B. DES MISSIONS RÉGALIENNES DE L'ÉTAT QUI DOIVENT ÊTRE PLEINEMENT EXERCÉES AVEC LES MOYENS JUSTIFIÉS PAR LA SITUATION

Aussi, la mission n'a pu que constater que le manque d'État, souvent déploré au quotidien, se manifeste particulièrement dans la demande relayée par l'ensemble des acteurs, politiques, économiques, sociaux ou culturels, d'une meilleure sécurité au quotidien et d'un traitement judiciaire plus rapide et efficace pour que la promesse républicaine se matérialise en actes concrets y compris à des milliers de kilomètres de l'hexagone.

En effet, les rapporteurs ont pu constater combien la défiance affichée s'accompagnait - sans que cela soit jugé contradictoire - d'un désir de voir l'État plus présent au quotidien sur ses missions régaliennes. Sur ce point, force est de constater que: plus que dans d'autres collectivités de la République, la présence de l'État déconcentré dans les départements et collectivités de la Caraïbe se caractérise par la faiblesse de ses moyens.

En matière de sécurité, si l'engagement de l'ensemble des forces de sécurité intérieure et des agents des douanes doit être signalé, les rapporteurs soulignent qu'ils font face à une situation sécuritaire particulièrement dégradée. Celle-ci s'explique par trois principaux éléments :

- la situation insulaire des collectivités rend leur territoire particulièrement poreux aux influences extérieures, d'autant que certaines îles voisines sont connues pour abriter des organisations criminelles qui projettent leurs actions dans les îles françaises ;

- les collectivités antillaises se situent dans une zone particulièrement exposée au trafic international de stupéfiants en provenance d'Amérique du Sud ;

- à l'exception notable de Saint-Barthélemy, les territoires des Antilles sont touchés par une violence de plus en plus marquée au quotidien, présente dans l'ensemble de la zone Caraïbe et qui s'explique par une circulation d'armes particulièrement importante.

Pour faire face à cette situation, les forces de sécurité intérieure sont à la peine :

- d'une part, des escadrons de gendarmerie mobile doivent en permanence être stationnés dans ces territoires, et renouvelés tous les trois mois (deux en Guadeloupe « continentale » et une dans les « îles du nord » ; deux en Martinique) et font en réalité davantage de la sécurité publique que du maintien de l'ordre ;

- d'autre part, ils disposent d'équipements qui ont unanimement été décrits comme inadaptés à ces enjeux.
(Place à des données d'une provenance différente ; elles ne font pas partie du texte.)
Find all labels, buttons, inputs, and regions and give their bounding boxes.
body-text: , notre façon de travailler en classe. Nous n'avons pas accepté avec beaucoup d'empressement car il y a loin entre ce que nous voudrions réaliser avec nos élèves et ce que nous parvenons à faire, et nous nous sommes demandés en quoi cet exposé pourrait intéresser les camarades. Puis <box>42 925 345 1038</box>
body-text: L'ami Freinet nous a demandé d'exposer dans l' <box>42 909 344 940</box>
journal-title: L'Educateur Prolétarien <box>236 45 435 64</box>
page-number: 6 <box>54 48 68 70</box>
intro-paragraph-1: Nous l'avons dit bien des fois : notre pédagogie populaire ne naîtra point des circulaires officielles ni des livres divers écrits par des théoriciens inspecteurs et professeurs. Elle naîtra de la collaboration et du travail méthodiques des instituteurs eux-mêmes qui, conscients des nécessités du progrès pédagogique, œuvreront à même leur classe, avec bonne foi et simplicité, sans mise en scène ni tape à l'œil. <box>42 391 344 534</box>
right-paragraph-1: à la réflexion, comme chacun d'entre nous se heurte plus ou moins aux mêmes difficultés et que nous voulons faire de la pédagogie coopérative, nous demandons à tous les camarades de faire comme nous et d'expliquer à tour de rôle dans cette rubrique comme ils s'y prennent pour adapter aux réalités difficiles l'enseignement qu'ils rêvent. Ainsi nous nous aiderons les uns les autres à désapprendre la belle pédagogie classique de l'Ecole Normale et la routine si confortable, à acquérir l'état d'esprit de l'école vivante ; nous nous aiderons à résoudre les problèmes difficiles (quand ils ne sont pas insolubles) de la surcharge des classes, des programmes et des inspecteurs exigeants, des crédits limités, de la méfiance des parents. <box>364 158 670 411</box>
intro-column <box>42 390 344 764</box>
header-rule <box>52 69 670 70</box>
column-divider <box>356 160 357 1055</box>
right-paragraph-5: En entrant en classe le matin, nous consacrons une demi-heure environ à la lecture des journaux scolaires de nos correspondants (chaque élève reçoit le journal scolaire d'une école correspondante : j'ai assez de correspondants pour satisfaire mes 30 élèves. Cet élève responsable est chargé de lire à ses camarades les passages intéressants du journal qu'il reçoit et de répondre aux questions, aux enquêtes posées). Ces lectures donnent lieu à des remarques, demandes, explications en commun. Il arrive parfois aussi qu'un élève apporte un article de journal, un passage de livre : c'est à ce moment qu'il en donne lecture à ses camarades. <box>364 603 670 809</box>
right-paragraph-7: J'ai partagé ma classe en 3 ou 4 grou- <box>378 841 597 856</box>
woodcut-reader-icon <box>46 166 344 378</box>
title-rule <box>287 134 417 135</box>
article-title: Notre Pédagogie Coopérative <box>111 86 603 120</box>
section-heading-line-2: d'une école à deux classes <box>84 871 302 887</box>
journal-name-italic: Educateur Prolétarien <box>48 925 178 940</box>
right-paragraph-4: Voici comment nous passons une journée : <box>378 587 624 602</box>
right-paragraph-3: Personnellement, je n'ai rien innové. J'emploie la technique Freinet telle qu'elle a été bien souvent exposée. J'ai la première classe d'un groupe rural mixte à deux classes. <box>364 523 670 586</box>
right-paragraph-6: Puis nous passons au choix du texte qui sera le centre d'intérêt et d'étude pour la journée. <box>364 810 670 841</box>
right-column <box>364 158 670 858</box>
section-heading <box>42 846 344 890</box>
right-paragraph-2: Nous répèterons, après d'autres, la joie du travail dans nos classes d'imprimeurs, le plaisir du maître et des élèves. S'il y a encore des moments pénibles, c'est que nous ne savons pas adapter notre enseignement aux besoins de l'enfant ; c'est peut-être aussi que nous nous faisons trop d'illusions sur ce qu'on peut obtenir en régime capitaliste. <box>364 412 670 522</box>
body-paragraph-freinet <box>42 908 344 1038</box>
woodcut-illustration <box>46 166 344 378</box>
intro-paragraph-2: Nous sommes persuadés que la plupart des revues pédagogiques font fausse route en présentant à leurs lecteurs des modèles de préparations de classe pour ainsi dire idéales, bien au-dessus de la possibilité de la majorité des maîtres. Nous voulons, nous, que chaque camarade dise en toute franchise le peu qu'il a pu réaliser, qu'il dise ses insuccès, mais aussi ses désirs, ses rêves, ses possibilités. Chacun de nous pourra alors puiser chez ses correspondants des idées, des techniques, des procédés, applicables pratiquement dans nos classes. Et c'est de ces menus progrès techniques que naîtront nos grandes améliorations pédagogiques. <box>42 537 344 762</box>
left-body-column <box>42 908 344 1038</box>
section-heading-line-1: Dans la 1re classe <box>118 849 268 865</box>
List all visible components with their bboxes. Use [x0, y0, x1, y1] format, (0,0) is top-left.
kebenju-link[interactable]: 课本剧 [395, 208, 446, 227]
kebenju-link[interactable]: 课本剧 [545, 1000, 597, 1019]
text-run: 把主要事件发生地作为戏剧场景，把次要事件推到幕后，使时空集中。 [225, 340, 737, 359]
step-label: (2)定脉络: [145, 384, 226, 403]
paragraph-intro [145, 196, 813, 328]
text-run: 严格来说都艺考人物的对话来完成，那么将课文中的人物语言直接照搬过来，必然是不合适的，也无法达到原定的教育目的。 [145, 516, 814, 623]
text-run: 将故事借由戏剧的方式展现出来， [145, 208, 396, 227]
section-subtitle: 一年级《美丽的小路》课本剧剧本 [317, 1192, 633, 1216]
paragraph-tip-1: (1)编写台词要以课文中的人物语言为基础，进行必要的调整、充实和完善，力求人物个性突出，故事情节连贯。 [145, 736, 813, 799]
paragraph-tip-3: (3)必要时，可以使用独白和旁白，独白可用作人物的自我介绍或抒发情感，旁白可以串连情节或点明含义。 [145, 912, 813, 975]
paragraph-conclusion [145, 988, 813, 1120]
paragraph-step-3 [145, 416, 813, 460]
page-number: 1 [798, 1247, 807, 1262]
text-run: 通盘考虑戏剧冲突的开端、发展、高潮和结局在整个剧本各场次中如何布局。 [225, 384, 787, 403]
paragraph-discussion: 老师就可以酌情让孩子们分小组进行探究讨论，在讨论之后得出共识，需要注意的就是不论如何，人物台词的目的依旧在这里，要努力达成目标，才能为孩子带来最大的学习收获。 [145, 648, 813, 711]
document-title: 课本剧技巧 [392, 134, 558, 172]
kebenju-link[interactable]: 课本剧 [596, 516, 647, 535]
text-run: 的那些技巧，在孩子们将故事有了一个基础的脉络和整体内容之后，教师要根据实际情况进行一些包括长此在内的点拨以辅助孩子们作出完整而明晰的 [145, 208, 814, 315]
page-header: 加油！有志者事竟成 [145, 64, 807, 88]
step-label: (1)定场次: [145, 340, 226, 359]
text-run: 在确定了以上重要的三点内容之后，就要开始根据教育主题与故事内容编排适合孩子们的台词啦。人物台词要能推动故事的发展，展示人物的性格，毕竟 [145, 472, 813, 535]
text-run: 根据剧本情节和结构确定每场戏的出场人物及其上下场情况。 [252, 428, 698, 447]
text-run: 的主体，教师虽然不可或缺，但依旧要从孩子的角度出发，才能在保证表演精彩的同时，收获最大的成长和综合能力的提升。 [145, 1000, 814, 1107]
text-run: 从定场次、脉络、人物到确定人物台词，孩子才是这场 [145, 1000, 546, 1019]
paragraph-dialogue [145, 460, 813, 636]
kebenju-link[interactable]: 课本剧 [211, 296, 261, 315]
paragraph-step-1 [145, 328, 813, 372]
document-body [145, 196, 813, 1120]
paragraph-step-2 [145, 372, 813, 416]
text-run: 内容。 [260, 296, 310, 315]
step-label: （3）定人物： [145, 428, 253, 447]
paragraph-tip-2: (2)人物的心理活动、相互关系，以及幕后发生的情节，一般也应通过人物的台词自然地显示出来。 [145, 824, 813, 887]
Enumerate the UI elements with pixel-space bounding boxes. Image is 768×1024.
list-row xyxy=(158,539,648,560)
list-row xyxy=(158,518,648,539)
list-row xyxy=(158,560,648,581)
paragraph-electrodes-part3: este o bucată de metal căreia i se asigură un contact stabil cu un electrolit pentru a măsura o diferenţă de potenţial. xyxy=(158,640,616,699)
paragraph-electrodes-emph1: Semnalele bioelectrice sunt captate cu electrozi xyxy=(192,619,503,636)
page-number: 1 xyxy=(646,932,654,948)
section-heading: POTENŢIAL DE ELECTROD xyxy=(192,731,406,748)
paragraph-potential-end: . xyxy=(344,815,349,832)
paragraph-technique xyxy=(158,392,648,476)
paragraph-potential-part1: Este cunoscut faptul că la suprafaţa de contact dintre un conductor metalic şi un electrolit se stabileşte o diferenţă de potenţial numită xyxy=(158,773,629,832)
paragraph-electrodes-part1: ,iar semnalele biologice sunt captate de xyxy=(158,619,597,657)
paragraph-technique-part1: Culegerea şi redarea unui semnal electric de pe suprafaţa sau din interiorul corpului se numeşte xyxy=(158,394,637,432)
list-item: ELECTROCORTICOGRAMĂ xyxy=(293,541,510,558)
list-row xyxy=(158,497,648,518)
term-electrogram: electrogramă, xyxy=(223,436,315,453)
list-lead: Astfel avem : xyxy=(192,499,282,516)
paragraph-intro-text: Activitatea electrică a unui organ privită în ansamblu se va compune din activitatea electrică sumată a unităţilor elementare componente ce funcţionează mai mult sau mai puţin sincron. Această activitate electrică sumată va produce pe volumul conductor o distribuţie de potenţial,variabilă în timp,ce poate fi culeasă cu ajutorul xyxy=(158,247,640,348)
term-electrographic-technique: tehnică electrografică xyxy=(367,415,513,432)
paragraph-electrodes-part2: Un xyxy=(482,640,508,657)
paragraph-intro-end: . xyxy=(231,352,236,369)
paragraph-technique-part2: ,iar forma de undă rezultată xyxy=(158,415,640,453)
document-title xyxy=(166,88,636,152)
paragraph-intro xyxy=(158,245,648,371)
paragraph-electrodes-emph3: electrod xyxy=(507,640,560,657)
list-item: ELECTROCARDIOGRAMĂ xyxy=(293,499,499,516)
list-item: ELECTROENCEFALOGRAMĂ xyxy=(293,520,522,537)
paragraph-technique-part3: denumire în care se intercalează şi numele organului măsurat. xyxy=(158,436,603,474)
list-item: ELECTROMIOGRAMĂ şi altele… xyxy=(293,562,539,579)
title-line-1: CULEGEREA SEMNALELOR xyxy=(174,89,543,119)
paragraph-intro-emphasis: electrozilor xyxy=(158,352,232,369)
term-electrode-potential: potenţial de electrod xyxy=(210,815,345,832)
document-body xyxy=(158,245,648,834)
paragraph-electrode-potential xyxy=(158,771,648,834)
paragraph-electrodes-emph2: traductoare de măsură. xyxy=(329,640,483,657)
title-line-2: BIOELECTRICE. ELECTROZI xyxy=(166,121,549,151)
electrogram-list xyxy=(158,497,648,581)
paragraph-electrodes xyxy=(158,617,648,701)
À titre d'exemple, les forces de sécurité ont déploré manquer de moyens matériels pour contrôler l'ensemble des installations aéroportuaires, principales comme secondaires, et n'être pas en mesure d'assurer de réelles surveillances périmétriques de ces îles.

L'indigence de ces moyens obère toute capacité de réaction efficace des forces de sécurité intérieure face aux mouvements criminels entre les îles, c'est pourquoi la mission préconise de renforcer urgemment les moyens, singulièrement nautiques et héliportés, des forces de sécurité intérieure, en particulier au sein de l'antenne de l'OFAST de Fort-de-France.

L'importance des faits de violence en Guadeloupe, en Martinique et à Saint-Martin induit une forte activité pénale des juridictions, visitées par la mission, qui s'illustrent par la vétusté de leurs locaux et le manque de personnels pour y faire face. La commission des lois sera vigilante au plein déploiement des recrutements rendus possibles par le projet de loi d'orientation et de programmation du ministère de la justice, actuellement en navette, mais aussi au respect des délais prévus pour les opérations de réhabilitation des locaux de la cour d'appel et du tribunal judiciaire de Basse-Terre.

En outre, au regard du volume du contentieux traité à Basse-Terre lié à des faits commis à Saint-Martin et Saint-Barthélemy - de l'ordre de 40 % du volume contentieux total du tribunal judiciaire - la mission estime que la question de la création d'un tribunal judiciaire de plein exercice à Saint-Martin doit être posée.

Enfin, il convient de renforcer la coopération avec les îles avoisinantes dans l'ensemble des matières régaliennes. Si forces de sécurité intérieure et acteurs judiciaires ont déjà initié des coopérations bilatérales, il convient de prolonger cet effort en systématisant l'échange d'informations et la formation des personnels des forces de sécurité intérieure et en améliorant la coordination judiciaire, notamment par la nomination de magistrats de liaison et le développement d'accords judiciaires bilatéraux pour lutter plus efficacement contre les trafics internationaux d'armes et de drogue. Ces coopérations en matière régalienne apparaissent d'autant plus nécessaires compte tenu de l'instabilité de certains pays dans l'environnement proche de ces territoires, à l'exemple d'Haïti.